Diamond, with its exceptional properties such as high carrier mobility, wide bandgap (approximately 5.5 eV), high thermal conductivity, and chemical inertness, presents a promising material for UV detection. The wide bandgap ensures minimal interference from visible and infrared light, enhancing selectivity for UV wavelengths. However, realising high-performance, self-powered, and flexible UV detectors requires innovative approaches to material integration and device architecture. A key challenge lies in efficiently collecting and separating photogenerated electron-hole pairs, as recombination can significantly reduce detector sensitivity. This work focuses on developing a novel heterojunction structure based on a diamond membrane and a two-dimensional (2D) material, molybdenum disulfide (MoS2), to achieve efficient UV detection and self-powered operation, ultimately leading to the creation of flexible devices suitable for a wide range of applications. The use of a 2D material like MoS2 introduces a type-II band alignment, facilitating charge separation and enhancing photocurrent generation.

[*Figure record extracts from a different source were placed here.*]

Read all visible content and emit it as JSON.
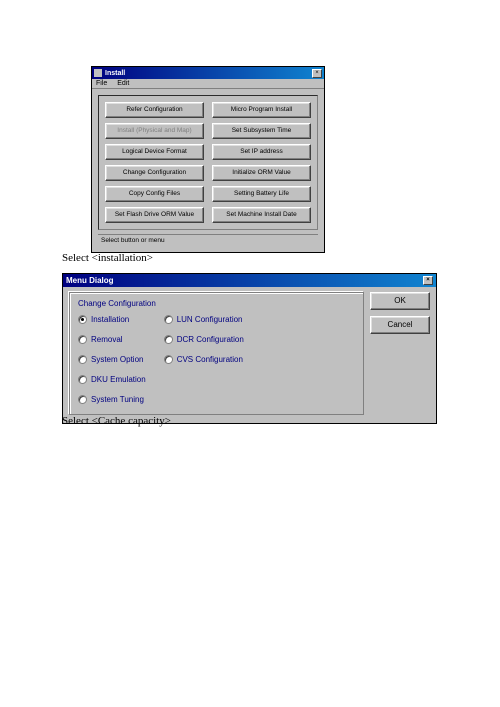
{
  "install_window": {
    "title": "Install",
    "menu": {
      "file": "File",
      "edit": "Edit"
    },
    "buttons": {
      "row0": {
        "left": "Refer Configuration",
        "right": "Micro Program Install"
      },
      "row1": {
        "left": "Install (Physical and Map)",
        "left_disabled": true,
        "right": "Set Subsystem Time"
      },
      "row2": {
        "left": "Logical Device Format",
        "right": "Set IP address"
      },
      "row3": {
        "left": "Change Configuration",
        "right": "Initialize ORM Value"
      },
      "row4": {
        "left": "Copy Config Files",
        "right": "Setting Battery Life"
      },
      "row5": {
        "left": "Set Flash Drive ORM Value",
        "right": "Set Machine Install Date"
      }
    },
    "status": "Select button or menu"
  },
  "caption1": "Select <installation>",
  "dialog": {
    "title": "Menu Dialog",
    "group_title": "Change Configuration",
    "left_options": [
      {
        "label": "Installation",
        "checked": true
      },
      {
        "label": "Removal",
        "checked": false
      },
      {
        "label": "System Option",
        "checked": false
      },
      {
        "label": "DKU Emulation",
        "checked": false
      },
      {
        "label": "System Tuning",
        "checked": false
      }
    ],
    "right_options": [
      {
        "label": "LUN Configuration",
        "checked": false
      },
      {
        "label": "DCR Configuration",
        "checked": false
      },
      {
        "label": "CVS Configuration",
        "checked": false
      }
    ],
    "ok": "OK",
    "cancel": "Cancel"
  },
  "caption2": "Select <Cache capacity>",
  "colors": {
    "titlebar_start": "#000080",
    "titlebar_end": "#1084d0",
    "face": "#c0c0c0",
    "text_blue": "#000080"
  }
}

Diamond-MoS2 Heterojunction for Flexible UV Detection

This research details the development of a novel ultraviolet (UV) detector based on a heterojunction formed by integrating a diamond membrane with a single layer of molybdenum disulfide (MoS2). The researchers successfully created a large-scale, flexible UV detector with a thickness of only 5 microns by combining the properties of diamond and MoS2. This innovative device exhibits significantly higher sensitivity to UV light compared to existing diamond UV detectors, and it operates without requiring an external power source, achieving a responsivity of up to 117% through mechanical bending. The detector functions via the photovoltaic effect; incident UV photons generate electron-hole pairs in both the diamond and MoS2 layers, and the heterojunction facilitates charge separation, driving a photocurrent. Key features of the detector include its mechanical flexibility, potential for large-scale production via roll-to-roll processing, and the ability to tune its sensitivity by mechanically bending the device, offering a unique method for dynamic control of detector performance. The bending induces strain in the MoS2 layer, altering its electronic properties and modulating the charge transfer efficiency at the heterojunction.

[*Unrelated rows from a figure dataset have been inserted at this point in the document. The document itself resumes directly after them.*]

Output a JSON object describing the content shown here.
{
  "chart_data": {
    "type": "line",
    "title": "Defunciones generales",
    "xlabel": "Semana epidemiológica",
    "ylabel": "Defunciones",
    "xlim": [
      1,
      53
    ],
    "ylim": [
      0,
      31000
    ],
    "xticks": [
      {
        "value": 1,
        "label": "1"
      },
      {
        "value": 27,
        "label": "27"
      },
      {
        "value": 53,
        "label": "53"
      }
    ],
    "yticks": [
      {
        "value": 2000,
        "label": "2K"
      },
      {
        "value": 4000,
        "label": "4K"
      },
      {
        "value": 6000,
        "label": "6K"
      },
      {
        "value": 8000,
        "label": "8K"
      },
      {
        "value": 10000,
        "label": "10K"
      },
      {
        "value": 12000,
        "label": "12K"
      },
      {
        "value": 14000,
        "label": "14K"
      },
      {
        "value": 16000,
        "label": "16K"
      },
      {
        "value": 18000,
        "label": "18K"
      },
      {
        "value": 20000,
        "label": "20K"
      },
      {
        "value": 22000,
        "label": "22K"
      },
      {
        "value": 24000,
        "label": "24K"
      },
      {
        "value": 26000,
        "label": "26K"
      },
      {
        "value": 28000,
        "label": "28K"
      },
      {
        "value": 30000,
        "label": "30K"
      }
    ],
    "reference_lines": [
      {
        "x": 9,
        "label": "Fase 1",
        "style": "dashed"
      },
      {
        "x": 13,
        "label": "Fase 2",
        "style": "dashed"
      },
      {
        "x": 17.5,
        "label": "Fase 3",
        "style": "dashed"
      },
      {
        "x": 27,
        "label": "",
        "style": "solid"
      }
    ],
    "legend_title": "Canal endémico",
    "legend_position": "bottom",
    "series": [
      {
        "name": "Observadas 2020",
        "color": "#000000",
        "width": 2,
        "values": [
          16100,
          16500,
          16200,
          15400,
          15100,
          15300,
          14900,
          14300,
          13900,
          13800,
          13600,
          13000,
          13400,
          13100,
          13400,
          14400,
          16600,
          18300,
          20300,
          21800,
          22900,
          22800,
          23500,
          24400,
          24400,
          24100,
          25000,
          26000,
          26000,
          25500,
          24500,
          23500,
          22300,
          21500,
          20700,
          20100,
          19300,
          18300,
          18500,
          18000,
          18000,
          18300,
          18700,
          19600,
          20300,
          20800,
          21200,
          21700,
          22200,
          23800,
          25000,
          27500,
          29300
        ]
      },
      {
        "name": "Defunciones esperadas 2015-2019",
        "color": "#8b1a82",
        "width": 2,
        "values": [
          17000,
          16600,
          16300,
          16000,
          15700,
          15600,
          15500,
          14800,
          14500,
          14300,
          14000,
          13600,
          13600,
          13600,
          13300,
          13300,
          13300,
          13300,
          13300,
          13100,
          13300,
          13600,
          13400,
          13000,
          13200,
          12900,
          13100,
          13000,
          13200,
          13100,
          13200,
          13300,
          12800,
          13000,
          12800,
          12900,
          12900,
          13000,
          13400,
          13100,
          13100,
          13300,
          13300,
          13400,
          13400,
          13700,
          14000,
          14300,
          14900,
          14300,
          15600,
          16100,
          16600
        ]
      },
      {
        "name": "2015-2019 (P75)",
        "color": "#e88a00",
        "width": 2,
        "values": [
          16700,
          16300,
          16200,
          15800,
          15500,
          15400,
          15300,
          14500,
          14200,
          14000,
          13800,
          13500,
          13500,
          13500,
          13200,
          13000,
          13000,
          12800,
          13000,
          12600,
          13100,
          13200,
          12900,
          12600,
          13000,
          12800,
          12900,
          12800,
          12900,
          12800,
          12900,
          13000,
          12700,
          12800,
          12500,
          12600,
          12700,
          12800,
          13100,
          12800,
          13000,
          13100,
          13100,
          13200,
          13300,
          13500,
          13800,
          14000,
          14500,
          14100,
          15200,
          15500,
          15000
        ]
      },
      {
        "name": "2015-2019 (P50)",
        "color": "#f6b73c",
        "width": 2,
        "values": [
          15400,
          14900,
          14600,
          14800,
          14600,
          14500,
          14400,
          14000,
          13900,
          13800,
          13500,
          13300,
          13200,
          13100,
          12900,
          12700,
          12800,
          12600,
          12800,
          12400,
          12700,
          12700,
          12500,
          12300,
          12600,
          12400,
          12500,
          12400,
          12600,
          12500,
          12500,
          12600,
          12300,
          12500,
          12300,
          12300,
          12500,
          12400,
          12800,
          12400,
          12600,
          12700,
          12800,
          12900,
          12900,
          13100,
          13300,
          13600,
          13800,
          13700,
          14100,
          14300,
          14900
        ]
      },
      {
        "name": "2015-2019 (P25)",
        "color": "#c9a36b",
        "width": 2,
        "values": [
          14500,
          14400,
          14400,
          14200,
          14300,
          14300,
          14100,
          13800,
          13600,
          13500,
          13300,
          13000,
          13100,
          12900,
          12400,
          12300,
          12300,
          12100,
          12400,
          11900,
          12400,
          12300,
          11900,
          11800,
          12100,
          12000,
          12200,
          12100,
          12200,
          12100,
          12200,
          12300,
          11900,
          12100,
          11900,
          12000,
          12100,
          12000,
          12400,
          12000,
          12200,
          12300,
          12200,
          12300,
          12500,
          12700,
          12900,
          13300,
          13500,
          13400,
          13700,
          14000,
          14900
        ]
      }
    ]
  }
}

The fabrication process is straightforward and utilises cost-effective materials, resulting in a stable and reliable device. The process begins with the scalable production of ultraflat and ultraflexible diamond membranes using chemical vapour deposition (CVD) techniques, followed by the transfer of a single layer of MoS2, exfoliated from bulk material or grown via CVD, to form a heterojunction. Electron beam lithography and metal deposition are then employed to pattern and deposit electrodes, completing the detector. The resulting device demonstrates a detectivity of 2.1 x 10¹¹ Jones, a figure of merit indicating the detector’s ability to discern a weak signal from noise. This research demonstrates a promising pathway for next-generation UV detectors with improved performance, flexibility, and scalability. The combination of diamond and MoS2 leverages the strengths of both materials; diamond provides a robust, wide-bandgap platform, while MoS2 enhances charge separation and facilitates self-powered operation. Potential applications include environmental monitoring (detecting ozone depletion or air pollutants), security (detecting counterfeit currency or explosives), biomedical sensing (UV-induced skin cancer detection), and space exploration (monitoring solar radiation). Further research will focus on optimising the heterojunction interface and exploring alternative 2D materials to further enhance detector performance and broaden its spectral response.